When most of us think about violence, our perspective is external – don’t harm another, whether it is another person, an animal or any sentient being on Mother Earth.  Yet consider for a moment the harm we might do to ourselves.  If you could record your thoughts toward yourself, would you be willing to recount those thoughts towards another?  Would you impose your limiting beliefs on another?  What is it like to lie to yourself?  Would you insist that everyone must be able to touch their toes before coming to a yoga class?  We can be our own worst critic!

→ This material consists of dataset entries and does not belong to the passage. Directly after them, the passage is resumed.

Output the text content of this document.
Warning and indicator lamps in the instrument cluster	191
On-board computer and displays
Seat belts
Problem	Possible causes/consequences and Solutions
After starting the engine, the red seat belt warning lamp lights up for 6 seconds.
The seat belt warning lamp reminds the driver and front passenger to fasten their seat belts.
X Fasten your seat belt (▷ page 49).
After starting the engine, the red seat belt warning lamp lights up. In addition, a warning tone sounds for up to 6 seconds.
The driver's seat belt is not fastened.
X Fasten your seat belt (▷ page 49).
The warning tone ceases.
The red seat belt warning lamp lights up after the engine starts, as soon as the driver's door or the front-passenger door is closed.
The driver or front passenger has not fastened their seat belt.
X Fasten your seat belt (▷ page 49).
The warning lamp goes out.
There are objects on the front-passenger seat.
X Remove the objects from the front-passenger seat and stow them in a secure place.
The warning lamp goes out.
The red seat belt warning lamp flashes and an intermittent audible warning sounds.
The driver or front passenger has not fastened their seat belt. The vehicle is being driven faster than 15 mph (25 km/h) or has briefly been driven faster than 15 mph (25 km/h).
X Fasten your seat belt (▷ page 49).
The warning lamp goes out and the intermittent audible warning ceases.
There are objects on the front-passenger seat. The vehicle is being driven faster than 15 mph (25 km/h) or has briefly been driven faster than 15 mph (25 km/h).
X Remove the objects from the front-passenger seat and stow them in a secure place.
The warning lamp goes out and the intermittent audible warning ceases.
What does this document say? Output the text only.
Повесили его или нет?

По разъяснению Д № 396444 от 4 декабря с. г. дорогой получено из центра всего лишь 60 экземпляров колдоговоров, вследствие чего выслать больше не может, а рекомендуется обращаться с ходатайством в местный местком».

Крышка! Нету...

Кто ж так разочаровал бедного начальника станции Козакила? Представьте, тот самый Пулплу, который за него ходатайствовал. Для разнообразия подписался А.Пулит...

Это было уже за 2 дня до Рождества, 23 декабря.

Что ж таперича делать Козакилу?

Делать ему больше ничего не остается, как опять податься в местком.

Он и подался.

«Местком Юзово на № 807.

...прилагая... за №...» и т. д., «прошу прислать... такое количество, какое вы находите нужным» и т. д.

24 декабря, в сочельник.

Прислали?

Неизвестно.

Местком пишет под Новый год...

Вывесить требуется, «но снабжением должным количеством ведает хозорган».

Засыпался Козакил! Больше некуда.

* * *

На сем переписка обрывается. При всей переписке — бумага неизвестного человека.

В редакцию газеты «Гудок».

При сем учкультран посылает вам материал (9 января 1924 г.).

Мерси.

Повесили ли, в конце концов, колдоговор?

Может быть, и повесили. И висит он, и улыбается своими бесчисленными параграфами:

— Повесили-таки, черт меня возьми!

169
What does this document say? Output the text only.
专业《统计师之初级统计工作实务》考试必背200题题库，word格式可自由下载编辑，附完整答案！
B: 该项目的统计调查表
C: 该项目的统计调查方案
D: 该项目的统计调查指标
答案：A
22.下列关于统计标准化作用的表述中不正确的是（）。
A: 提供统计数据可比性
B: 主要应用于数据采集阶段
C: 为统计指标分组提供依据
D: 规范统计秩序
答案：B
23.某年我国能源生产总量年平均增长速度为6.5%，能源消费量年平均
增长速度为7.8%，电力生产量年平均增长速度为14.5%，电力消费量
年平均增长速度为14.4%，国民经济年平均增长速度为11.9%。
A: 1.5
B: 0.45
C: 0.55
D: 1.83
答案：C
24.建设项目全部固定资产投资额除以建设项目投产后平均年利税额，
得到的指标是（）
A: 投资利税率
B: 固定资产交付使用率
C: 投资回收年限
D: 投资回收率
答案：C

What lies beneath such self-harm in body, mind and spirit is fear and self-judgment; ahimsa can guide us in a different direction, towards self-acceptance and ultimately self-love.  Now, applying ahimsa toward yourself requires practice and patience because, as humans, we are perfectly imperfect.  Ahimsa does not require perfection, and in fact, asks us to accept and love ourselves despite the fact that we are flawed.  It asks us to respect ourselves enough to offer ourselves kindness when we wander off course into the weeds of self-judgment, which will happen.  So maybe embrace the concept of ahimsa as a process of growth, as a verb and not a noun, which implies it is a destination instead of a journey.

So, why might you want to embrace ahimsa and lean into the opportunity to practice self-acceptance?  Well, if you take it from me, it brings much needed relief and inner peace.  However, if you don’t believe me, take a look at some recent research that suggests acceptance (or lack thereof) is a central factor in the onset and maintenance of mental health.